Let’s be clear – we’re talking about $159 billion of sales volume over which Merchant Service Providers (MSPs) have no control. These are unregistered transactions from hundreds of thousands of merchants transacting through MSPs’ payment networks occurring without their consent or knowledge. And despite all this – MSPs continue to facilitate and process these transactions.
Because of the breadth of the credit market – Americans made 103.3 billion card transactions (credit and debit) in 2015, with a value of $5.72 trillion – finding the suspect transactions is like looking for a needle in a haystack, made even more complicated, if not impossible, by the fact that these transactions look and feel legitimate. Without an in-depth investigation (or a tip), there is almost no way a regulatory official, bank inspector, or law enforcement agent could look at a bookstore and determine that it was indeed selling drugs.
Now what? According to our estimates, the problem has been growing by leaps and bounds; it may not be long before transaction laundering figures amount to tens, if not hundreds of billions of dollars. But if banks can’t trust the sites they work with – and they have to answer to regulators and law enforcement for facilitating or being a party to illegal behavior – the whole notion of e-commerce could be at risk. In fact, it’s already beginning to happen; statistics show that for every 10,000 merchants registered with a MSP, some 600 to 1,000 hidden entities are transacting through MSPs payment networks without their consent or knowledge – and the problem is only growing.
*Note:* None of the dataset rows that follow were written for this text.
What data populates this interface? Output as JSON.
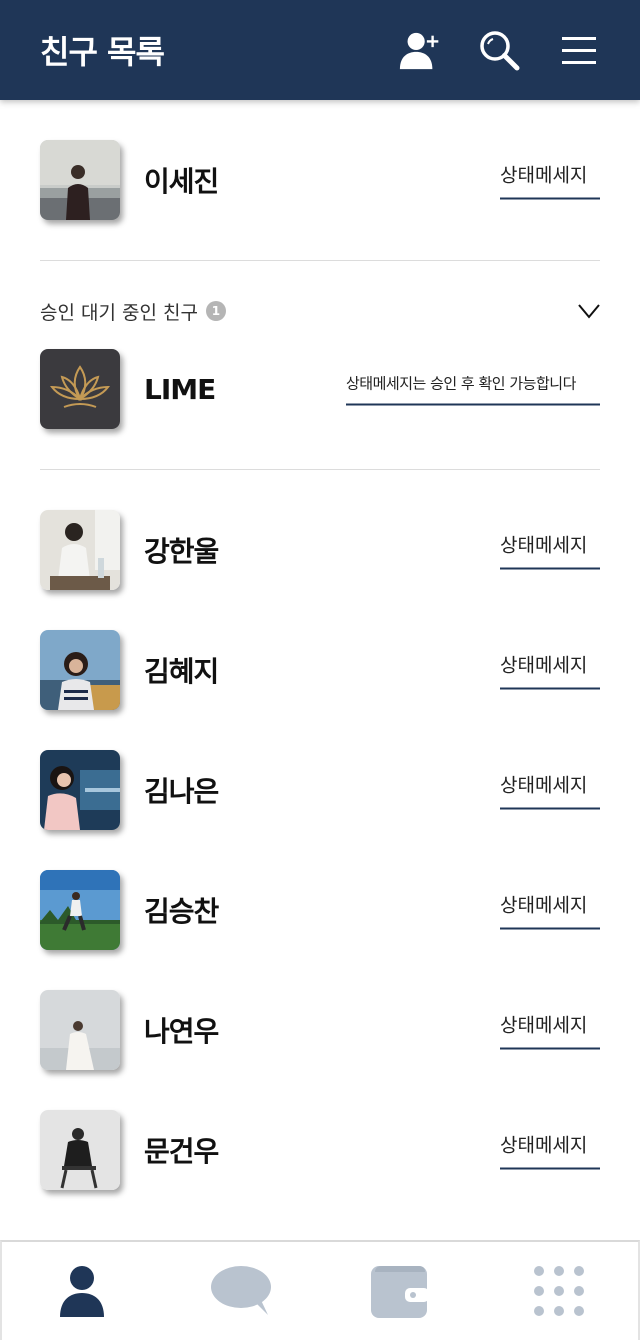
{
  "header": {
    "title": "친구 목록",
    "icons": [
      "add-friend-icon",
      "search-icon",
      "menu-icon"
    ]
  },
  "me": {
    "name": "이세진",
    "status": "상태메세지"
  },
  "pending": {
    "label": "승인 대기 중인 친구",
    "count": "1",
    "items": [
      {
        "name": "LIME",
        "status": "상태메세지는 승인 후 확인 가능합니다"
      }
    ]
  },
  "friends": [
    {
      "name": "강한울",
      "status": "상태메세지"
    },
    {
      "name": "김혜지",
      "status": "상태메세지"
    },
    {
      "name": "김나은",
      "status": "상태메세지"
    },
    {
      "name": "김승찬",
      "status": "상태메세지"
    },
    {
      "name": "나연우",
      "status": "상태메세지"
    },
    {
      "name": "문건우",
      "status": "상태메세지"
    }
  ],
  "bottom_nav": [
    "friends-tab-icon",
    "chat-tab-icon",
    "wallet-tab-icon",
    "more-tab-icon"
  ],
  "colors": {
    "primary": "#1f3657",
    "inactive": "#b9c3cf",
    "divider": "#dcdcdc",
    "badge": "#b5b5b5"
  }
}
So where do we go with this? As the volume of Internet commerce grows, so does transaction laundering. Emerging payment models and transaction processing technologies, while doing a lot of good things, have enabled a massive growth in online shopping and a subsequent increase in fraud – and compliance has not kept pace thus far. For regulators, it’s likely to be seen as another form of money laundering, which will result in increasing pressure on the payments industry to establish regulations fast.
In addition, MSP’s deemed too small or not within the scope of the financial services world to be tightly regulated by AML regulators, should start being audited. Even banks that know all too well what an AML audit is like, will need to start focusing on their merchants’ services, and the transactional banking group serving it. The same scrutiny applied today in commercial and investment banking must be applied to the payments industry.
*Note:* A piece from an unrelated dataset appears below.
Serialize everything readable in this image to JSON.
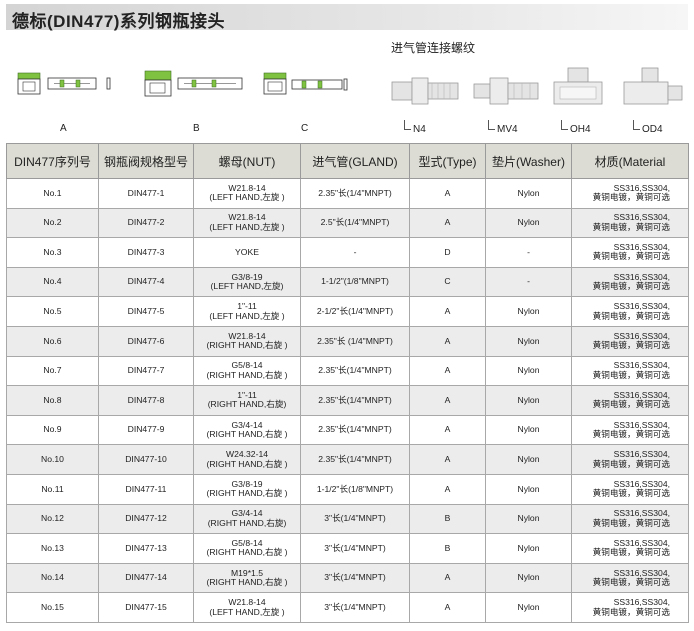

To protect themselves, it’s clear that MSPs and banks, along with the regulators, law enforcement, and others charged with keeping financial and legal order, are going to need to look at ways of detecting these transaction laundering occurrences before criminals take their next step. With so many transactions over a vast number of payment systems, MSPs simply lack the right tools to sufficiently vet each merchant and each payment. As long as transaction laundering goes unchecked, these unlawful activities will continue to prosper and grow, much to the detriment of the MSP financial ecosystem, as well as to society.